Objective: To study the natural history of beta-cell function from onset of IDDM to expected deterioration of insulin (C-peptide) secretion and to identify different patterns of decline, if any.
Research design and methods: A cohort of 204 consecutive newly diagnosed IDDM (clinical criteria) patients were followed prospectively for 7.4 yr (range 6-9 yr), measuring fasting C-peptide at onset, 1, 3, 6, 9, 12, and then every 6 mo until 106 wk (range 104-135 wk). Then, postprandial C-peptide was measured.
Results: Fasting C-peptide was 0.17 nM (range 0.11-0.25 nM) at onset followed by an annual increase rate of 0.16 nM/yr (range 0.06-0.48 nM/yr) to a peak of 0.28 nM (range 0.23-0.34 nM/yr) after 25 wk (range 12-39 wk). The subsequent annual decline rate of fasting C-peptide was 0.08 (0.05-0.12) and of postprandial C-peptide 0.03 nM/yr (range 0.02-0.06 nM/yr). None of these parameters showed bimodality in their distribution. However, some parameters were important.

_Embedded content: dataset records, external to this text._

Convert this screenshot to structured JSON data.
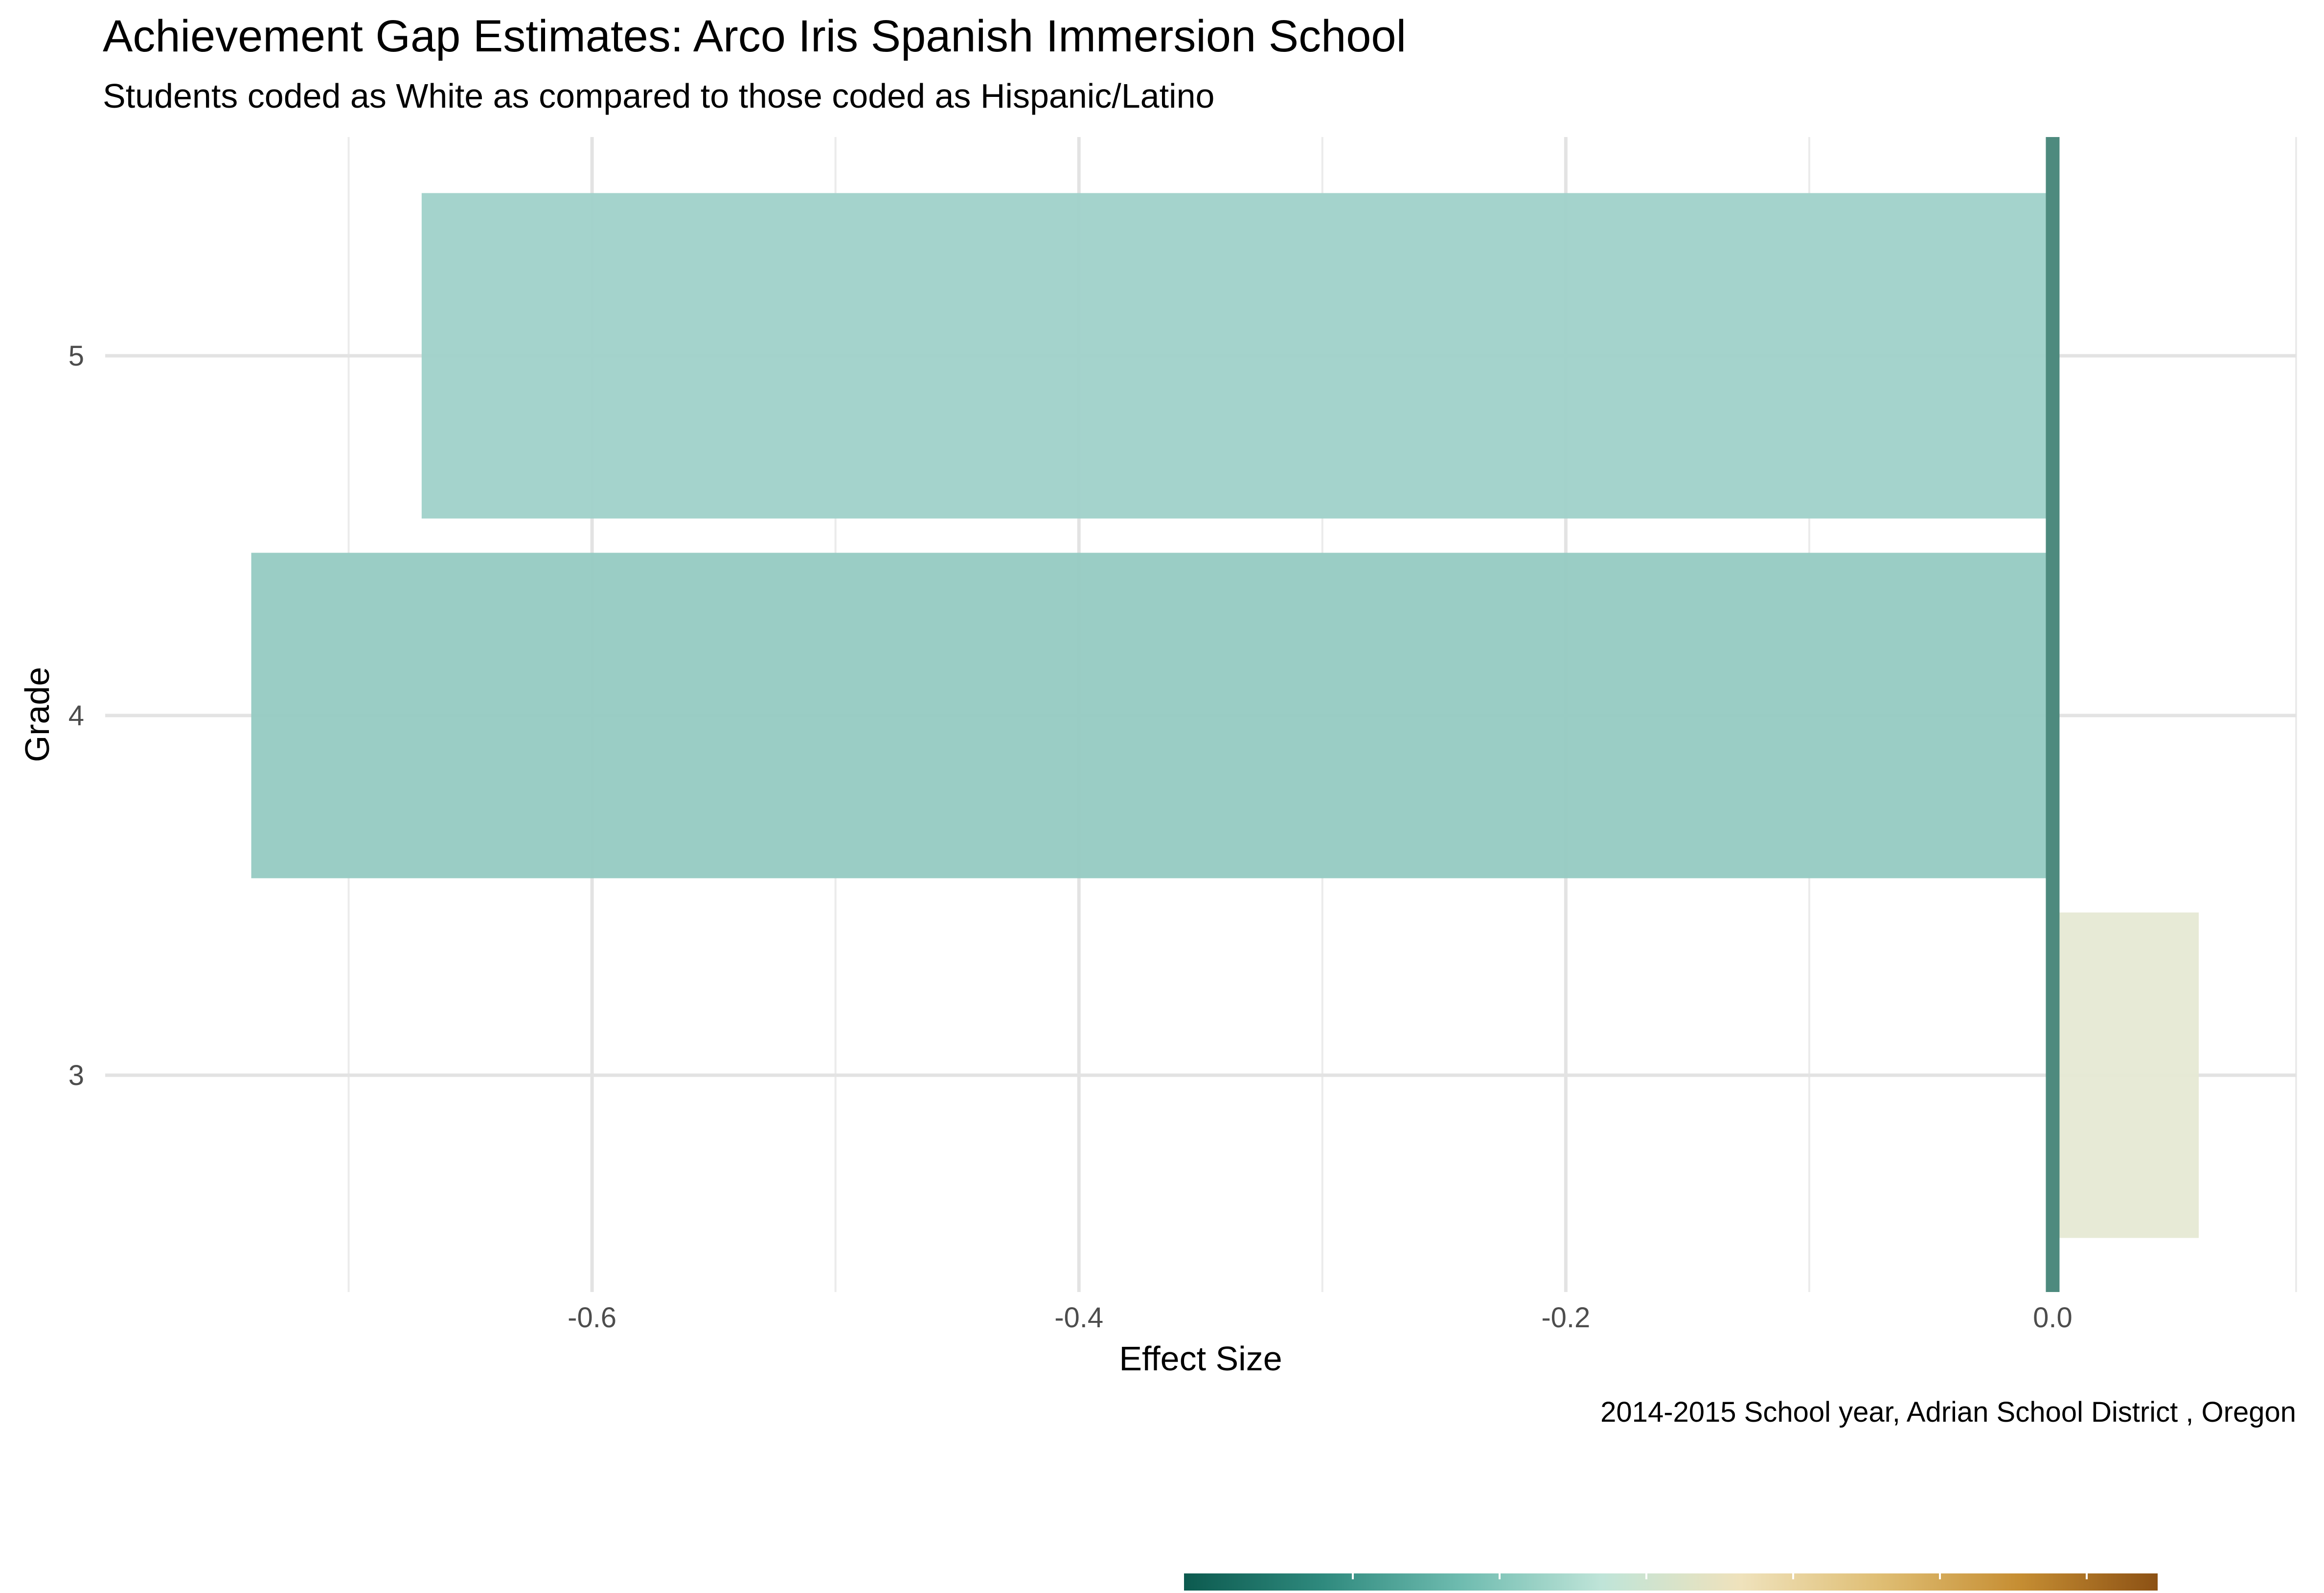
{
  "chart_data": {
    "type": "bar",
    "orientation": "horizontal",
    "title": "Achievement Gap Estimates: Arco Iris Spanish Immersion School",
    "subtitle": "Students coded as White as compared to those coded as Hispanic/Latino",
    "caption": "2014-2015 School year,  Adrian School District , Oregon",
    "xlabel": "Effect Size",
    "ylabel": "Grade",
    "categories": [
      "3",
      "4",
      "5"
    ],
    "values": [
      0.06,
      -0.74,
      -0.67
    ],
    "xlim": [
      -0.8,
      0.1
    ],
    "x_ticks": [
      -0.6,
      -0.4,
      -0.2,
      0.0
    ],
    "x_tick_labels": [
      "-0.6",
      "-0.4",
      "-0.2",
      "0.0"
    ],
    "y_tick_labels": [
      "3",
      "4",
      "5"
    ],
    "grid": true,
    "reference_line": 0,
    "bar_colors": [
      "#e6e9d5",
      "#97cbc3",
      "#a1d2ca"
    ],
    "reference_line_color": "#4e8a7e",
    "legend": {
      "type": "colorbar",
      "placement": "bottom",
      "colors": [
        "#0c5a4f",
        "#2f8a7e",
        "#6fbcb0",
        "#bfe4d8",
        "#efe2bc",
        "#dfbe74",
        "#c68e33",
        "#8c5114"
      ]
    }
  }
}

In men, fasting C-peptide at onset was lower, but the initial C-peptide increase rate was more pronounced compared to women. Furthermore, insulin-free remission was related to higher C-peptide levels throughout the study. C-peptide was higher during the 1st yr of diabetes in subjects greater than 30 yr of age at onset compared with younger diabetic patients. Stepwise multiple regression analysis showed that age, male sex, and fasting C-peptide at onset were of some predictive value for the C-peptide levels at 5 yr. However, simple group comparisons revealed no significant differences.
Conclusions: No major heterogeneity exists in the pattern of decline of beta-cell function in IDDM, although small differences in pattern could be identified in both sexes, in different age-groups, and in relation to achieving insulin-free remission.